CALIFORNIA, TELISIK.ID - Organisasi untuk Kerja Sama Ekonomi dan Pembangunan (OECD) menyatakan 22 juta pekerjaan di negara-negara kaya di dunia hilang akibat pandemi COVID-19 yang melanda dunia sejak 2020 lalu.

Akibatnya, dalam waktu enam bulan belakangan, jumlah pengangguran meningkat gila-gilaan hingga 60 persen. Jumlah ini terus meningkat hingga kuartal I 2021. Bahkan proyeksi lembaga tersebut, tingkat pengangguran akan berkembang pesat dalam jangka panjang.

Menurut OECD, pemulihan ekonomi yang terjadi di berbagai negara pada saat ini belum bisa memulihkan pasar kerja. Pasar kerja kemungkinan baru pulih seperti masa sebelum pandemi pada 2023.
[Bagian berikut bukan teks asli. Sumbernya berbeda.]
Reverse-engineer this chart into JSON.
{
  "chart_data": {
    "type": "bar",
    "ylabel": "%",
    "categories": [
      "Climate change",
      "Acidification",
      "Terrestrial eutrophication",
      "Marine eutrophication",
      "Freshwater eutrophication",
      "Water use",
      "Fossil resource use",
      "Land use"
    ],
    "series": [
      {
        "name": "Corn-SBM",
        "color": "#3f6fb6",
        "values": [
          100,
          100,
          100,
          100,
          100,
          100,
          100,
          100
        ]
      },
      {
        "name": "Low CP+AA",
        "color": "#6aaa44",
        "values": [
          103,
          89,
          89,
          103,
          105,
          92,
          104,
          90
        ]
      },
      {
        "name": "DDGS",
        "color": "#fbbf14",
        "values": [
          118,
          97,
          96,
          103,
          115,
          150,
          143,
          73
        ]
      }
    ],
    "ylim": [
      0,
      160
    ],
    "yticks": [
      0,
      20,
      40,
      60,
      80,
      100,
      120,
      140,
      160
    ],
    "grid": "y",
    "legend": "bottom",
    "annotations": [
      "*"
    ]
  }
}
"Pemulihan ekonomi yang kuat sedang berlangsung di negara-negara OECD. Namun, itu belum sepenuhnya diterjemahkan ke dalam pekerjaan baru yang cukup untuk mengembalikan tingkat pekerjaan ke tingkat pra-pandemi di sebagian besar ekonomi anggota," ungkap OECD dalam laporannya, seperti dikutip dari Cnnindonesia.com, Jumat (9/7/2021).

Lebih lanjut, OECD juga mencatat pandemi juga telah membuat 3 juta orang yang baru lulus gagal mendapat pekerjaan. Ini jumlah yang besar dan membalikkan tren dalam satu dekade terakhir.